Da tanto sei coinvolto in un programma medico per i bambini della Guyana. Puoi parlarci del lavoro di Guyana Watch e dei suoi risultati?

È iniziato 20 anni fa, quando il presidente di Guyana Watch ha sentito il bisogno di aiutare quelle persone che non potevano permettersi di pagare le spese mediche. Ma la svolta è arrivata 15 anni fa, quando ci siamo resi conto che per i bambini nati con difetti cardiaci non c’era possibilità di operarsi. La Guyana è un paese del terzo mondo: se sei povero e hai un bambino malato, puoi considerarlo già morto perché le possibilità di operarlo sono praticamente nulle. E stiamo parlando di interventi sulla carta molto semplici. In Guyana abbiamo anche tanti bambini blu [neonati con un colorito bluastro, causato dalla mancanza di ossigeno nel sangue per colpa di un difetto al cuore o ai vasi sanguigni].

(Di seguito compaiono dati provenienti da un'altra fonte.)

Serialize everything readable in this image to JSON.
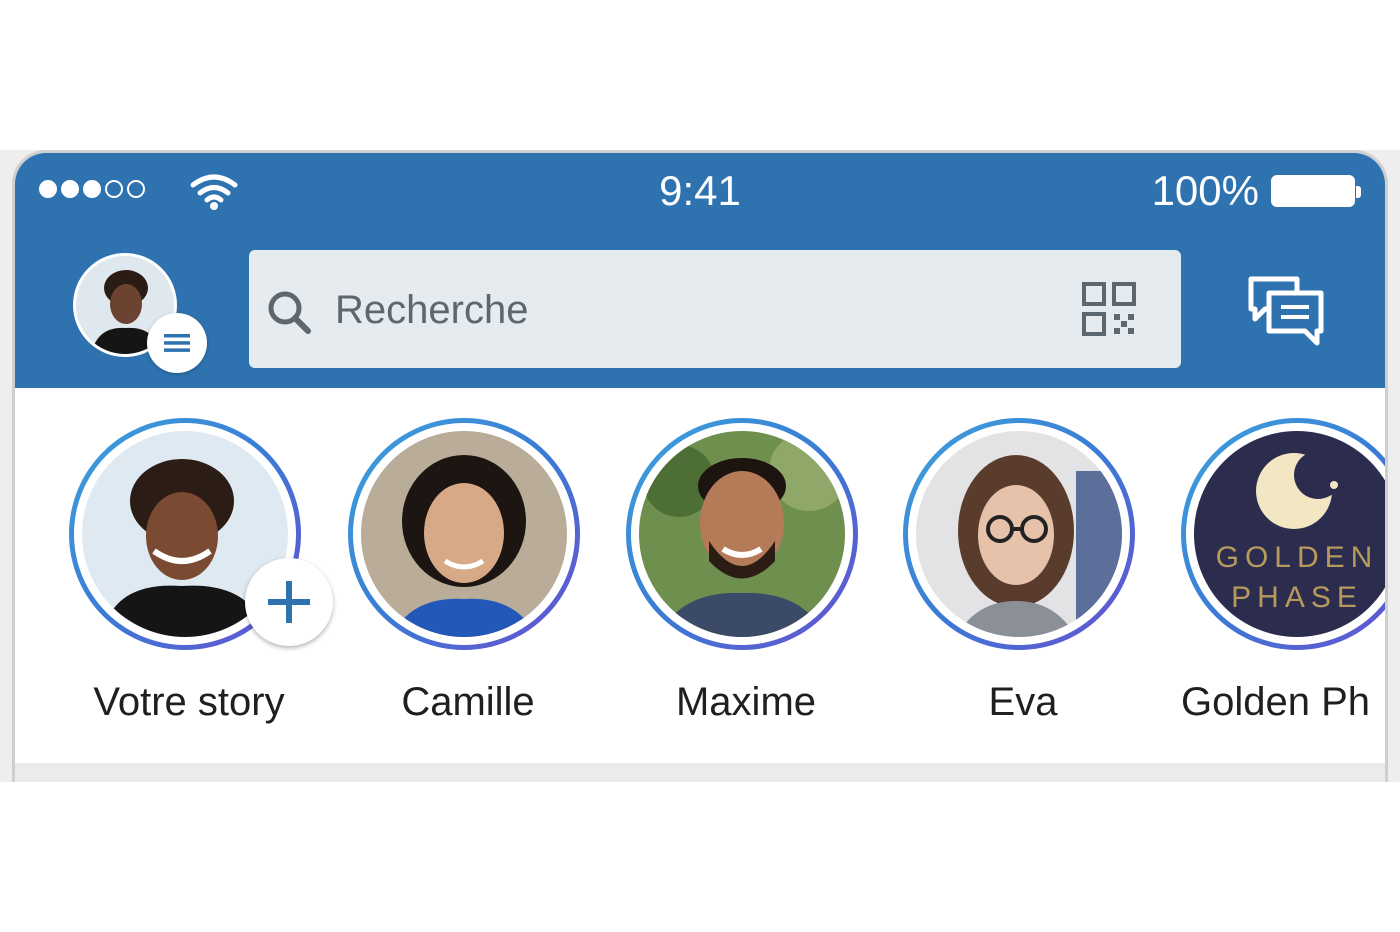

Una volta l’anno, andiamo in Guyana per circa 12 giorni e portiamo dottori e medicinali. Eppure magari ci troviamo con 55 bambini che hanno bisogno di un intervento cardiaco, ma possiamo operarne solo 7 o 8. Sai quanto fa male tutto ciò? Piangevo ogni giorno, perché come fai a dire sì a un bambino e no a un altro? Poi dovevamo farli volare negli Stati Uniti, sistemare loro e i genitori, portarli in ospedale – la logistica è un problema infernale. Molti giocatori di poker famosi hanno supportato con gran cuore Guyana Watch e sono stati in Guyana per vedere cosa facciamo. Quando alcuni giocatori vincono, vince anche Guyana Watch. Alcuni ci hanno donato davvero tanti soldi; sono persone incredibili.

Come ti piace rilassarti quando non lavori e non sei occupato con Guyana Watch?

Amo giocare a biliardo nei bar, faccio pure parte di una squadra. Inoltre ogni settimana ho la mia partita di stud poker con un po’ di amici di vecchia data. Sono il più giovane, ma non vedo l’ora che arrivi il giorno della partita, ogni settimana. Inoltre voglio dire che per il PCA di gennaio mi piacerebbe essere nella miglior forma della mia vita. Ultimamente sono ingrassato e non sono contento. Ma faccio attenzione a ciò che mangio e cerco di rimanere in salute.

Infine, il tuo vero nome è Annand. Da dove arriva “Victor”?

Victor era il nome di mio padre. Amo il suo nome e ho deciso di usarlo, perché per la gente è più facile dire Victor che Annand!